AUSTIN (Nexstar) – Time is running short at the Capitol. The pace is picking up as lawmakers work toward deals on priority legislation like school finance and property tax reform. One deal that’s still pending is the budget. That’s the one that the Texas constitution says has to get done.
Right now, the budget legislation is in the hands of a conference committee. It’s made up of five Senate Republicans along with three Republicans and two Democrats from the House.
Rep. John Zerwas (R-Richmond) is leading the negotiations on the House side. “We’re really about halfway through that process,” he said during an interview on the State of Texas program. Zerwas anticipates having the bill voted out of committee sometime after Mother’s Day, then on the floor of each chamber just before Memorial Day.
One complication to the negotiations is the way that unresolved legislation for school finance and property tax reform are intertwined with the budget. Zerwas said there are key questions about how to increase funds for public schools and keep a lid on property taxes. “Where we have a lot of conversation now is how do you pay for this in the future?” Zerwas said.
One idea is to raise the state’s sales tax and use the money raised to pay for property tax relief. It’s backed by the “big three” state leaders, Gov. Greg Abbott, Lt. Gov. Dan Patrick, and House Speaker Dennis Bonnen.
“The reason there is a lot of interest in that is that it generates a lot of money,” Zerwas said.
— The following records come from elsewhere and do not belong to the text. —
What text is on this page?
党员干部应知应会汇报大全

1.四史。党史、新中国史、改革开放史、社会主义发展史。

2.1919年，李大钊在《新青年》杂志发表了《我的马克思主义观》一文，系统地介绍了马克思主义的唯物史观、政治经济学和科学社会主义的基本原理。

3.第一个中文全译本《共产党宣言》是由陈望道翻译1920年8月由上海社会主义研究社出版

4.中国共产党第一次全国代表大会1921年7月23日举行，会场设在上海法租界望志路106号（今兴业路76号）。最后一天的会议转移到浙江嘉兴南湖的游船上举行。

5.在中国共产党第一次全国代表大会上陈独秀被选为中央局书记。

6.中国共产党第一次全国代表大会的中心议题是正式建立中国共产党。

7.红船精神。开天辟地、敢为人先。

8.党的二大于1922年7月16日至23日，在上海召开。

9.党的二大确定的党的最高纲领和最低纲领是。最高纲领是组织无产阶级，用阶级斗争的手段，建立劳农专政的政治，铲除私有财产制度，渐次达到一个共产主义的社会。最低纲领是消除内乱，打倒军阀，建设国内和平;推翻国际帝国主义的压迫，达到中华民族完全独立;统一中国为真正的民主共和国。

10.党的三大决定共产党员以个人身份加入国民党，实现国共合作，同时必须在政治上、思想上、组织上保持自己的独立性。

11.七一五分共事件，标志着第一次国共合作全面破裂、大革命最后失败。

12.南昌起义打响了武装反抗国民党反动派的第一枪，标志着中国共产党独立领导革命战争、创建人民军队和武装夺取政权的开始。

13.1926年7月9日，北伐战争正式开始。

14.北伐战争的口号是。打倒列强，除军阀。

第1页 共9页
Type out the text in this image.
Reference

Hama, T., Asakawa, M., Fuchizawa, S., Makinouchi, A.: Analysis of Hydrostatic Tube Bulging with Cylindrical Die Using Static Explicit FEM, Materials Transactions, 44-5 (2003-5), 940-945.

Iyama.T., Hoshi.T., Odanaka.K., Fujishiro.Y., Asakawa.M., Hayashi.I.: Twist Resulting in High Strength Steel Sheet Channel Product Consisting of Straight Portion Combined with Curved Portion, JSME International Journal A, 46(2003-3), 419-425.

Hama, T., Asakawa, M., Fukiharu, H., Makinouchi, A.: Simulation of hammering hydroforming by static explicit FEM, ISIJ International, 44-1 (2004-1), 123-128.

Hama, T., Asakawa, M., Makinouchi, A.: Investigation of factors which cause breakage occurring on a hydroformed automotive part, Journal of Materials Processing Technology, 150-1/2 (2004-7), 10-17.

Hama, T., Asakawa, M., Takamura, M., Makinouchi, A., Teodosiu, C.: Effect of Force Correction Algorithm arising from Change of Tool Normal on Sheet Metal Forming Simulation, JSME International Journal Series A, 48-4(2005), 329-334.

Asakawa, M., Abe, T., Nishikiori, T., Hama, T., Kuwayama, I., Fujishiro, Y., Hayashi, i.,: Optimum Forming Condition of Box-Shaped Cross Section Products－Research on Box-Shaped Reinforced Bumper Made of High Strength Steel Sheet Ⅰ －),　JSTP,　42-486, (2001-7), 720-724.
He estimates the one percent increase in the sales tax would bring in $5 billion a year. “If you look at it from that standpoint, for a biennium for $10 billion you can do a lot to make sure you keep property tax relief in place and you can do a lot to fund our public schools on a go forward basis.”
If the sales tax proposal is approved, Texas voters would have the final say. The proposal would go on the November ballot as a constitutional amendment. But it’s not clear now whether the idea has enough support to get out of the House.
“I think we’re still working on that,” Zerwas said. “I think there are some people that are very concerned about this because they’ve heard from their constituents that they don’t want a one-cent sales tax, you know a sales tax increase.” But the backing of the “big three” could help win over some lawmakers. “I like to say it’s nice to have the cover of the Governor, the Speaker, and the Lieutenant Governor to do these kinds of things,” Zerwas said.
Despite the looming deadline of the end of the session, Zerwas said he’s confident the budget deal will get done on time. He said the work is being done in “a very concuducive atmosphere” in the conference committee. “It’s not me trying to win over you. It’s trying to get to where is the right place for the state of Texas.”